A fragilidade fiscal deve ser um dos temas de discussão durante a reunião do Copom, além do ritmo da recuperação econômica, doméstica e global, em tempos de pandemia, e da pressão nos preços vinda do atacado e da valorização do dólar. Ao final de todo esse debate, espera-se que o BC brasileiro interrompa o ciclo de cortes, iniciado em julho de 2019, e mantenha a Selic em 2%. A dúvida é se deixará uma fresta para novas quedas.
Fed abre o dia
Mas antes da decisão do Copom, o mercado financeiro acompanha os eventos do dia envolvendo o Fed. Mais que a decisão em si - que não deve trazer novidades, com a taxa de juros nos EUA seguindo no intervalo entre zero e 0,25% no qual está desde março - é grande a expectativa pelas projeções para a economia norte-americana. Ambos serão conhecidos às 15h.
A novidade fica com a inclusão do ano de 2023 no chamado gráfico de pontos (dot plot). Porém, depois que o presidente do Fed, Jerome Powell, sinalizou, no simpósio virtual em Jackson Hole de que irá tolerar uma inflação mais alta ao menos até que o desemprego caia abaixo de um nível natural, o mais provável é de que as metas do duplo mandato só sejam alcançadas em 2024, quando os juros dos EUA devem começar a se mover.
Ou seja, não se espera uma orientação detalhada para o horizonte relevante à frente. Por isso, também merece atenção a entrevista coletiva de Powell, a partir das 15h30. Será a primeira vez que Jay irá responder a perguntas desde que anunciou mudanças na estratégia de política monetária, no fim de agosto, e pode ser a oportunidade para revelar uma discussão mais aprofundada do Fed sobre a nova abordagem.
À espera desses eventos, os índices futuros das bolsas de Nova York exibem ganhos moderados, estendendo a alta observada na sessão regular ontem. As principais praças europeias tentam acompanhar o sinal positivo vindo de Wall Street, mas só irão reagir ao Fed no pregão de amanhã, quando o BC inglês (BoE) também anuncia sua decisão de política monetária.

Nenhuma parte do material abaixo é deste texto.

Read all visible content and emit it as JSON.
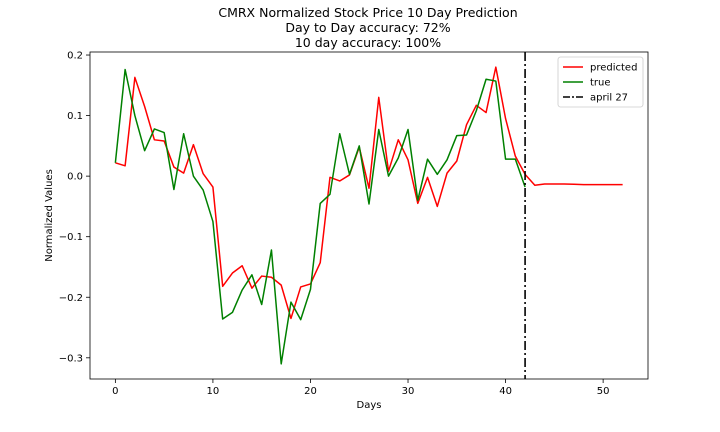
{
  "chart_data": {
    "type": "line",
    "title_lines": [
      "CMRX Normalized Stock Price 10 Day Prediction",
      "Day to Day accuracy: 72%",
      "10 day accuracy: 100%"
    ],
    "xlabel": "Days",
    "ylabel": "Normalized Values",
    "xlim": [
      -2.6,
      54.6
    ],
    "ylim": [
      -0.335,
      0.205
    ],
    "xticks": [
      0,
      10,
      20,
      30,
      40,
      50
    ],
    "yticks": [
      -0.3,
      -0.2,
      -0.1,
      0.0,
      0.1,
      0.2
    ],
    "xtick_labels": [
      "0",
      "10",
      "20",
      "30",
      "40",
      "50"
    ],
    "ytick_labels": [
      "−0.3",
      "−0.2",
      "−0.1",
      "0.0",
      "0.1",
      "0.2"
    ],
    "grid": false,
    "legend_position": "top-right",
    "series": [
      {
        "name": "predicted",
        "color": "#ff0000",
        "x": [
          0,
          1,
          2,
          3,
          4,
          5,
          6,
          7,
          8,
          9,
          10,
          11,
          12,
          13,
          14,
          15,
          16,
          17,
          18,
          19,
          20,
          21,
          22,
          23,
          24,
          25,
          26,
          27,
          28,
          29,
          30,
          31,
          32,
          33,
          34,
          35,
          36,
          37,
          38,
          39,
          40,
          41,
          42,
          43,
          44,
          45,
          46,
          47,
          48,
          49,
          50,
          51,
          52
        ],
        "values": [
          0.022,
          0.017,
          0.163,
          0.115,
          0.06,
          0.058,
          0.015,
          0.005,
          0.052,
          0.004,
          -0.018,
          -0.182,
          -0.16,
          -0.148,
          -0.185,
          -0.165,
          -0.167,
          -0.18,
          -0.235,
          -0.183,
          -0.178,
          -0.143,
          -0.002,
          -0.008,
          0.002,
          0.048,
          -0.02,
          0.13,
          0.008,
          0.06,
          0.027,
          -0.045,
          -0.002,
          -0.05,
          0.005,
          0.025,
          0.085,
          0.117,
          0.105,
          0.18,
          0.095,
          0.033,
          0.003,
          -0.015,
          -0.013,
          -0.013,
          -0.013,
          -0.0135,
          -0.014,
          -0.014,
          -0.014,
          -0.014,
          -0.014
        ]
      },
      {
        "name": "true",
        "color": "#008000",
        "x": [
          0,
          1,
          2,
          3,
          4,
          5,
          6,
          7,
          8,
          9,
          10,
          11,
          12,
          13,
          14,
          15,
          16,
          17,
          18,
          19,
          20,
          21,
          22,
          23,
          24,
          25,
          26,
          27,
          28,
          29,
          30,
          31,
          32,
          33,
          34,
          35,
          36,
          37,
          38,
          39,
          40,
          41,
          42
        ],
        "values": [
          0.022,
          0.176,
          0.1,
          0.042,
          0.078,
          0.072,
          -0.022,
          0.07,
          0.0,
          -0.023,
          -0.075,
          -0.236,
          -0.225,
          -0.188,
          -0.163,
          -0.212,
          -0.122,
          -0.31,
          -0.208,
          -0.237,
          -0.187,
          -0.045,
          -0.03,
          0.07,
          0.003,
          0.05,
          -0.046,
          0.077,
          0.0,
          0.03,
          0.077,
          -0.04,
          0.028,
          0.003,
          0.027,
          0.067,
          0.068,
          0.108,
          0.16,
          0.157,
          0.028,
          0.028,
          -0.018
        ]
      }
    ],
    "annotations": [
      {
        "type": "vline",
        "x": 42,
        "color": "#000000",
        "style": "dashdot",
        "name": "april 27"
      }
    ]
  }
}
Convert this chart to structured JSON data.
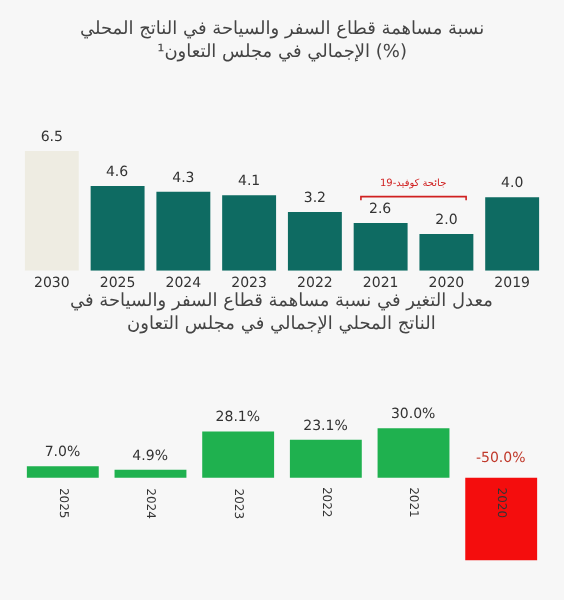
{
  "chart_data": [
    {
      "type": "bar",
      "title": "نسبة مساهمة قطاع السفر والسياحة في الناتج المحلي الإجمالي في مجلس التعاون¹ (%)",
      "categories": [
        "2030",
        "2025",
        "2024",
        "2023",
        "2022",
        "2021",
        "2020",
        "2019"
      ],
      "values": [
        6.5,
        4.6,
        4.3,
        4.1,
        3.2,
        2.6,
        2.0,
        4.0
      ],
      "colors": [
        "#eeece2",
        "#0e6b62",
        "#0e6b62",
        "#0e6b62",
        "#0e6b62",
        "#0e6b62",
        "#0e6b62",
        "#0e6b62"
      ],
      "value_labels": [
        "6.5",
        "4.6",
        "4.3",
        "4.1",
        "3.2",
        "2.6",
        "2.0",
        "4.0"
      ],
      "annotations": [
        "جائحة كوفيد-19"
      ]
    },
    {
      "type": "bar",
      "title": "معدل التغير في نسبة مساهمة قطاع السفر والسياحة في الناتج المحلي الإجمالي في مجلس التعاون",
      "categories": [
        "2025",
        "2024",
        "2023",
        "2022",
        "2021",
        "2020"
      ],
      "values": [
        7.0,
        4.9,
        28.1,
        23.1,
        30.0,
        -50.0
      ],
      "colors": [
        "#1fb14f",
        "#1fb14f",
        "#1fb14f",
        "#1fb14f",
        "#1fb14f",
        "#f40d0d"
      ],
      "value_labels": [
        "7.0%",
        "4.9%",
        "28.1%",
        "23.1%",
        "30.0%",
        "-50.0%"
      ]
    }
  ]
}
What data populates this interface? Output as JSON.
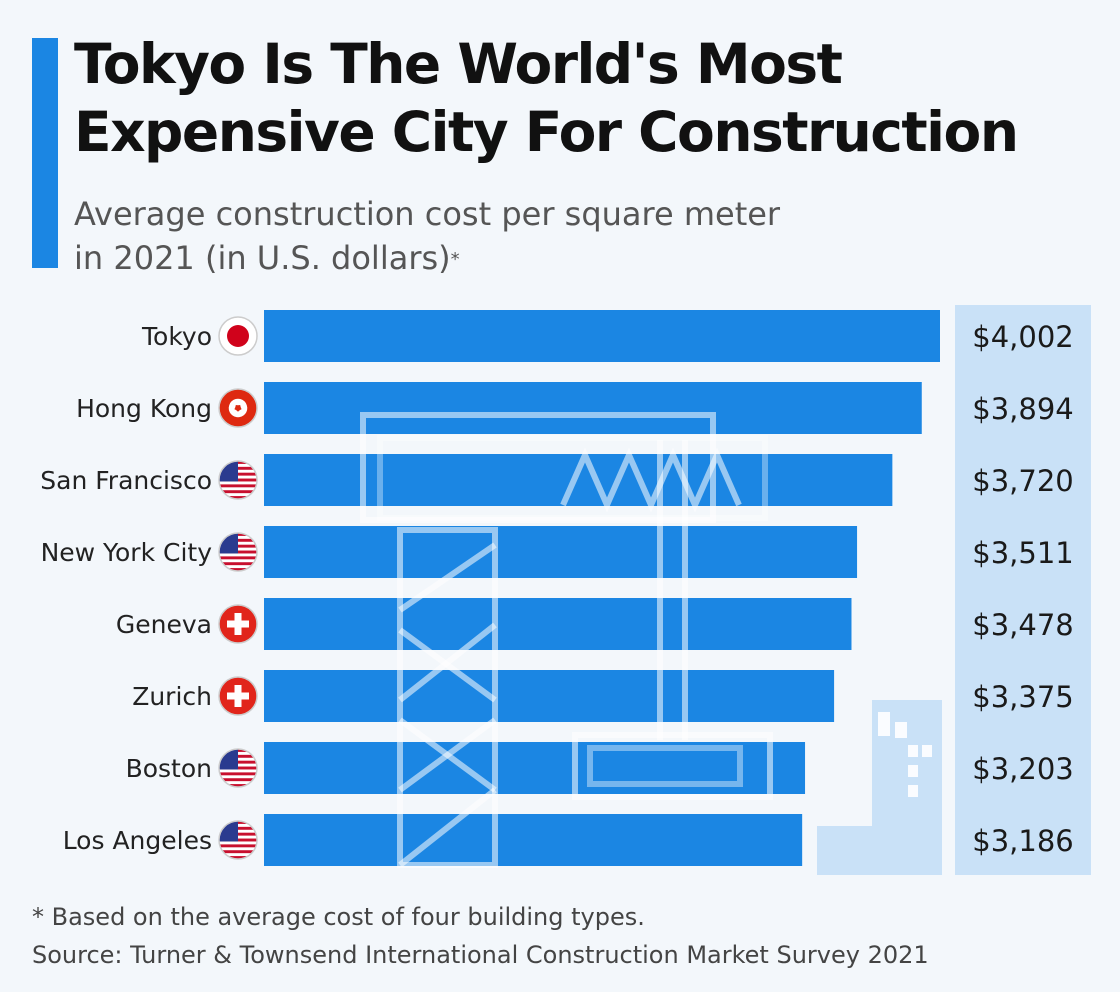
{
  "header": {
    "title_line1": "Tokyo Is The World's Most",
    "title_line2": "Expensive City For Construction",
    "subtitle_line1": "Average construction cost per square meter",
    "subtitle_line2": "in 2021 (in U.S. dollars)",
    "subtitle_mark": "*"
  },
  "colors": {
    "accent": "#1b86e3",
    "bar": "#1b86e3",
    "value_panel": "#c9e1f7",
    "background": "#f3f7fb"
  },
  "chart_data": {
    "type": "bar",
    "orientation": "horizontal",
    "categories": [
      "Tokyo",
      "Hong Kong",
      "San Francisco",
      "New York City",
      "Geneva",
      "Zurich",
      "Boston",
      "Los Angeles"
    ],
    "values": [
      4002,
      3894,
      3720,
      3511,
      3478,
      3375,
      3203,
      3186
    ],
    "value_labels": [
      "$4,002",
      "$3,894",
      "$3,720",
      "$3,511",
      "$3,478",
      "$3,375",
      "$3,203",
      "$3,186"
    ],
    "flags": [
      "japan-flag-icon",
      "hong-kong-flag-icon",
      "us-flag-icon",
      "us-flag-icon",
      "swiss-flag-icon",
      "swiss-flag-icon",
      "us-flag-icon",
      "us-flag-icon"
    ],
    "xlim": [
      0,
      4002
    ],
    "grid": false,
    "title": "Tokyo Is The World's Most Expensive City For Construction",
    "xlabel": "",
    "ylabel": ""
  },
  "footer": {
    "note": "* Based on the average cost of four building types.",
    "source": "Source: Turner & Townsend International Construction Market Survey 2021"
  }
}
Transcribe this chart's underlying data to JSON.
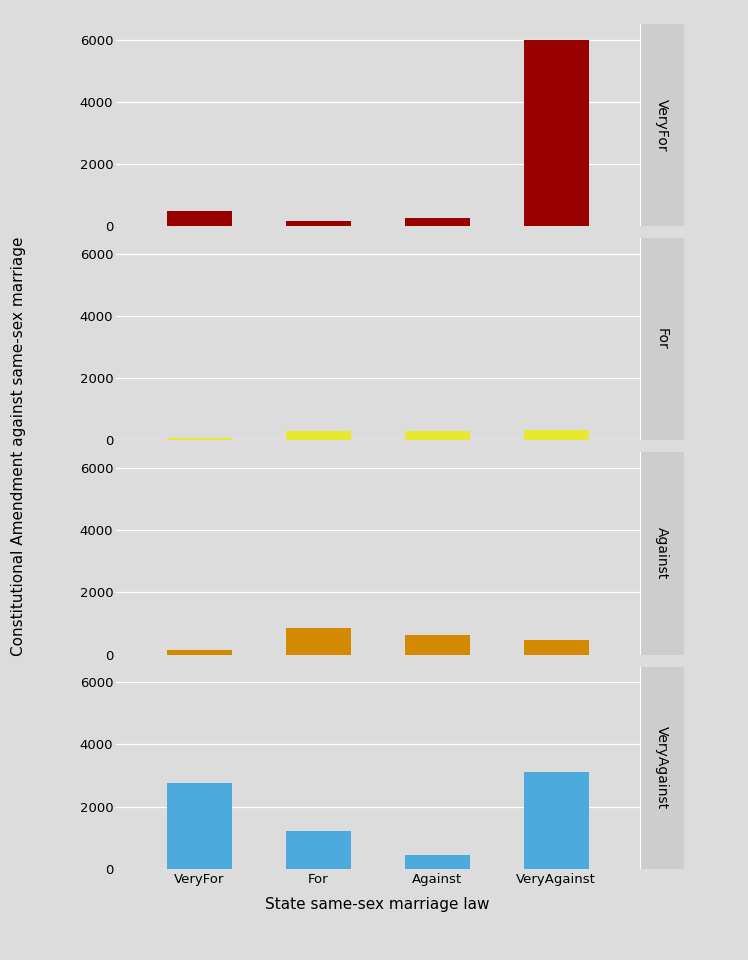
{
  "categories": [
    "VeryFor",
    "For",
    "Against",
    "VeryAgainst"
  ],
  "panels": [
    {
      "label": "VeryFor",
      "color": "#990000",
      "values": [
        500,
        150,
        250,
        6000
      ]
    },
    {
      "label": "For",
      "color": "#E8E830",
      "values": [
        75,
        310,
        310,
        335
      ]
    },
    {
      "label": "Against",
      "color": "#D48A00",
      "values": [
        150,
        850,
        625,
        480
      ]
    },
    {
      "label": "VeryAgainst",
      "color": "#4DAADD",
      "values": [
        2750,
        1200,
        450,
        3100
      ]
    }
  ],
  "ylim": [
    0,
    6500
  ],
  "yticks": [
    0,
    2000,
    4000,
    6000
  ],
  "xlabel": "State same-sex marriage law",
  "ylabel": "Constitutional Amendment against same-sex marriage",
  "panel_bg": "#DCDCDC",
  "strip_bg": "#CDCDCD",
  "fig_bg": "#DCDCDC",
  "grid_color": "#FFFFFF",
  "label_fontsize": 11,
  "tick_fontsize": 9.5,
  "strip_fontsize": 10,
  "bar_width": 0.55
}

A Bolsa de Londres, aliás, está no vermelho, após dados ruins sobre o mercado de trabalho no Reino Unido, que eliminou 700 mil vagas desde março, por causa das medidas de bloqueio (lockdown) para conter a disseminação de covid-19. Na Ásia, a sessão foi mista, com leves ganhos em Tóquio e ligeira baixa em Hong Kong, enquanto Xangai caiu (-0,4%), com os investidores adotando o modo “esperar-para-ver” a decisão do Fed.
Nos demais mercados, o petróleo avança, mas o barril do tipo WTI segue cotado abaixo de US$ 40, enquanto o dólar perde terreno. Destaque para o iene japonês, que é cotado na faixa de 105 por dólar, reagindo à renúncia oficial do primeiro-ministro Shinzo Abe e seu gabinete, abrindo caminho para a posse de Yoshihide Suga, e ao tombo menor que o esperado (-14,8%) das exportações no Japão em agosto.
Dia de agenda cheia
Além das decisões do Fed e do Copom, a agenda de indicadores econômicos também merece atenção. O destaque fica com o desempenho do varejo nos EUA em agosto (9h30). A expectativa é de manutenção no ritmo das vendas, com crescimento de 1%. Ainda por lá, também serão conhecidos os estoques das empresas em julho e o índice de confiança das construtoras em setembro, ambos às 11h.
Às 11h30, é a vez dos estoques semanais norte-americanos de petróleo bruto e derivados. Após os eventos envolvendo o Fed, o calendário nos EUA traz ainda o fluxo de capital estrangeiro no país em julho (17h). No Brasil, logo cedo (8h) sai o primeiro IGP do mês, o IGP-10, que deve reforçar as prévias e mostrar pressão nos preços do atacado. À tarde (14h30), é a vez dos dados parciais sobre a entrada e saída de dólares (fluxo cambial).